De tels arrêtés sont pris tout au long de la guerre sur l'ensemble du territoire national, notamment à partir de 1915 et des premières permissions. Avec la multiplication des déplacements des soldats et leur présence dans les villes, les autorités souhaitent renforcer les surveillances et les interdictions. L'accueil de nombreux soldats malades ou blessés ainsi que la proximité du camp retranché de Sathonay placent la ville de Lyon au centre des préoccupations sanitaires. L'arrêté du 29 mars 1916 vient compléter celui du 10 décembre 1914 renforçant les peines disciplinaires. L'arrêté préfectoral réglementaire du 31 décembre 1917 précise pour sa part la définition de la prostituée et des lieux de prostitution. La prise en charge du problème prostitutionnel a donc bien lieu à tous les niveaux. Malgré les voix discordantes des abolitionniste, l'idée que la nécessité du temps de guerre justifie l'atteinte aux libertés individuelles pour l'intérêt national fait consensus.
1 Archives départementales 5M245 n°127, santé publique et hygiène.
2 Le général Meunier est installé au Palais du gouverneur militaire (aujourd'hui, 38 avenue Foch)
3 Archives départementales, 4M508 bis.
4 Expression proposée par Alain Corbin dans son ouvrage, Les filles de noce, Misère sexuelle et prostitution au XIXe siècle, Ed.
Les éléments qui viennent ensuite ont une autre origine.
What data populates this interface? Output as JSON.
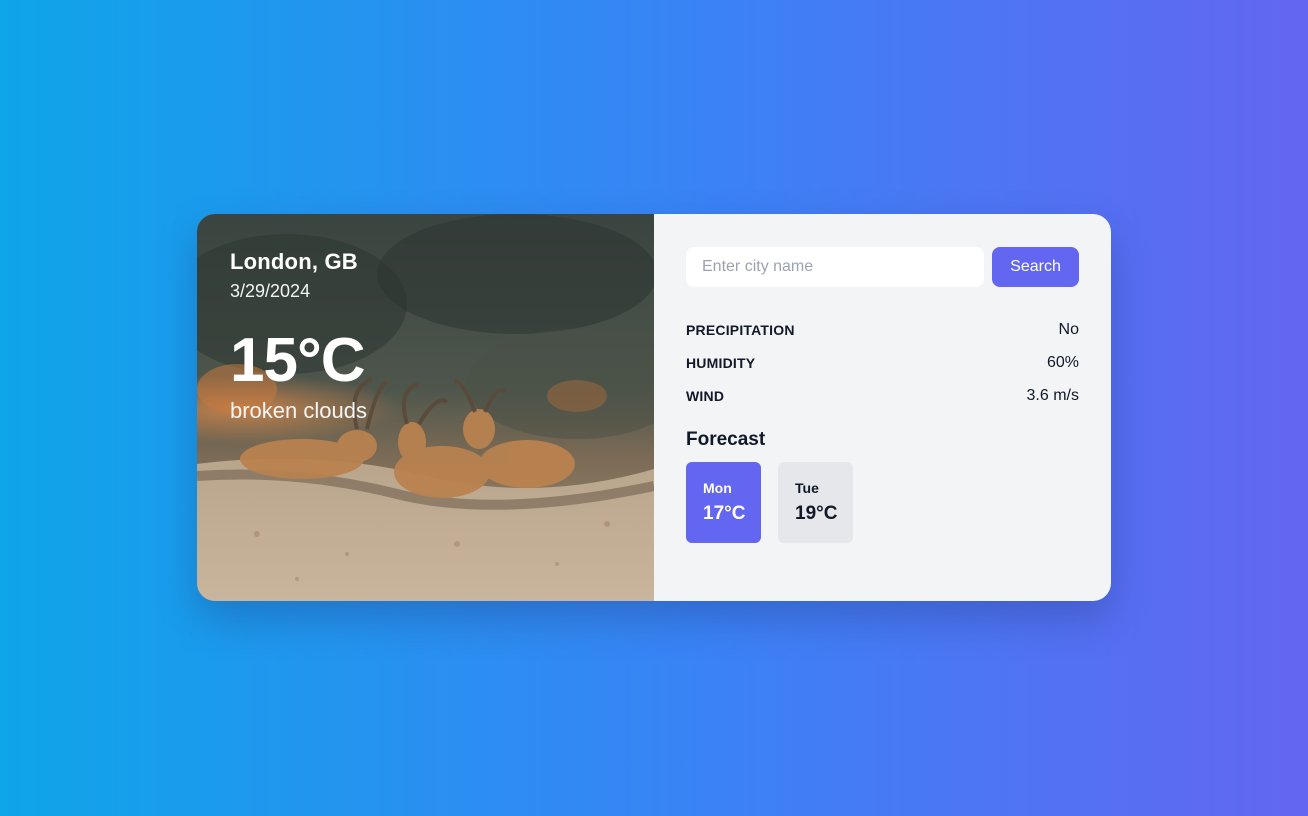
{
  "weather": {
    "city": "London, GB",
    "date": "3/29/2024",
    "temperature": "15°C",
    "description": "broken clouds"
  },
  "search": {
    "placeholder": "Enter city name",
    "value": "",
    "button_label": "Search"
  },
  "stats": [
    {
      "label": "PRECIPITATION",
      "value": "No"
    },
    {
      "label": "HUMIDITY",
      "value": "60%"
    },
    {
      "label": "WIND",
      "value": "3.6 m/s"
    }
  ],
  "forecast": {
    "title": "Forecast",
    "days": [
      {
        "day": "Mon",
        "temp": "17°C",
        "active": true
      },
      {
        "day": "Tue",
        "temp": "19°C",
        "active": false
      }
    ]
  },
  "colors": {
    "accent": "#6366f1",
    "panel_bg": "#f3f4f6",
    "inactive_tile": "#e5e7eb",
    "gradient_start": "#0ea5e9",
    "gradient_end": "#6366f1"
  }
}
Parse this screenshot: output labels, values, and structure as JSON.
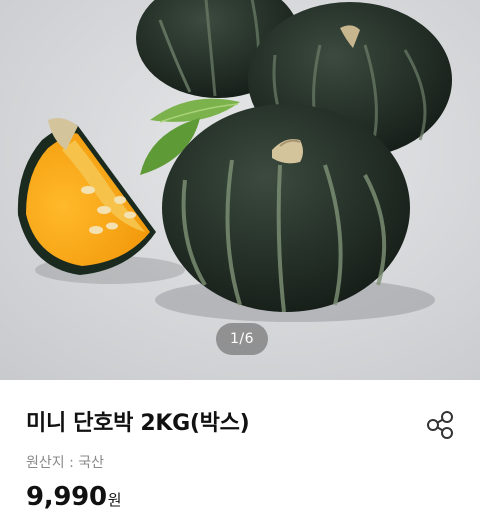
{
  "gallery": {
    "image_alt": "mini sweet pumpkins product photo",
    "page_indicator": "1/6"
  },
  "product": {
    "title": "미니 단호박 2KG(박스)",
    "origin": "원산지 : 국산",
    "price": "9,990",
    "price_unit": "원"
  },
  "actions": {
    "share_icon": "share-icon"
  },
  "colors": {
    "price_text": "#111111",
    "muted_text": "#8a8a8a",
    "indicator_bg": "#5a5a5a"
  }
}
Flammarion, Paris, 1982.
5 Archives départementales, 5M252.
Bibliographie
- Corbin Alain, Les filles de noce, Misère sexuelle et prostitution au XIXe siècle (Paris: Flammarion, 1982).
- Berlière Jean-Marc, La police des moeurs sous la IIIe République (Paris: Seuil, 1992).
- Le Naour Jean-Yves, "Sur le front intérieur du péril vénérien (1914-1918)," Annales de démographie historique (2002): 107-120.